The registration statement will be filed as a S-1 filing with the SEC under the new company's name with a notice likely as an 8K under PST's company name. The press release also clues us into the fact that the spin-off will likely be share for share transaction, since the company noted it would structure it in a way to minimize the tax impact. This is good news for outsiders, because existing shareholders may not want the shares and sell for non-valuation-related reasons, making the shares available for cheap.
The TurnaroundThe company's press release also noted many things about the proposed restructuring:
"
The Board has also approved management’s
exploration of opportunities to complete an acquisition of another
suitable operating company. In this regard, the Company is in
discussions with a possible acquisition target and is authorized to
enter into a letter of intent with the company to explore a possible
transaction. The Company also intends to sell, liquidate or monetize its
other assets and extinguish certain of its debts in preparation for a
possible acquisition. The Company does not intend to publicly disclose
further developments with respect to a possible acquisition transaction
unless and until a definitive agreement is reached.

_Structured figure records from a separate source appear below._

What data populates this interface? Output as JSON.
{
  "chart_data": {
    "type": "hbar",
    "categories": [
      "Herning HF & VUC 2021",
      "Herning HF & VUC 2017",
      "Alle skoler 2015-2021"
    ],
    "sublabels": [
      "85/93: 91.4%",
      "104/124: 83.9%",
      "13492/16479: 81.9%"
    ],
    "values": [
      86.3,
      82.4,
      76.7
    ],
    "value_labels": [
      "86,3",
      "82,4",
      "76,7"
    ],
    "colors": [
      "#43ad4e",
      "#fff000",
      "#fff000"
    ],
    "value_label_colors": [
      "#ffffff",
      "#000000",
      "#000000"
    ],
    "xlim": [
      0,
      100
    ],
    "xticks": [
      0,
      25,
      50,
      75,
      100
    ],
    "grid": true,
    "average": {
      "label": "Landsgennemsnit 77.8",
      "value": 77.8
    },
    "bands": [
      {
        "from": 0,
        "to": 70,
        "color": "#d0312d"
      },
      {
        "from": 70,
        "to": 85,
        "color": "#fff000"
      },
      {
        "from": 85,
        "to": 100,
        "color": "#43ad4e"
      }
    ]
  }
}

Further, as part of this restructuring, Ault Glazer Capital Partners
LLC, one of the Company’s major creditors,
has agreed in principle to convert its outstanding loans to the Company
into equity, and convert two loans on properties owned by Automotive
Services Group, PST’s wholly owned
subsidiary, into PST common stock. This conversion, when completed, will
eliminate approximately $3.3 Million of the Company’s
existing debt, thereby significantly enhancing the Company’s
Balance Sheet.
Separately, the Company has reached a settlement agreement with Winstar
Global Media, Inc., relating to the Company’s
$1 Million Note with Winstar, and is currently awaiting a New York Court
to approve the terms of the settlement agreement, which is currently set
for November 7. The settlement, whereby the existing liability was
reduced to $750,000, provides that the Company abide by a payment
schedule set forth in the agreement, and eliminates another $250,000 of
debt, plus interest, of the Company."
This news is significant for several reasons. First, the company is eliminating almost $4 million of company debt while also trimming down its operations. If their proposed acquisition turns out as expected, it would also enhance their offerings and strengthen their cashflow. Although this process will take significantly longer, it could mean an eventual return to the company's previous highs.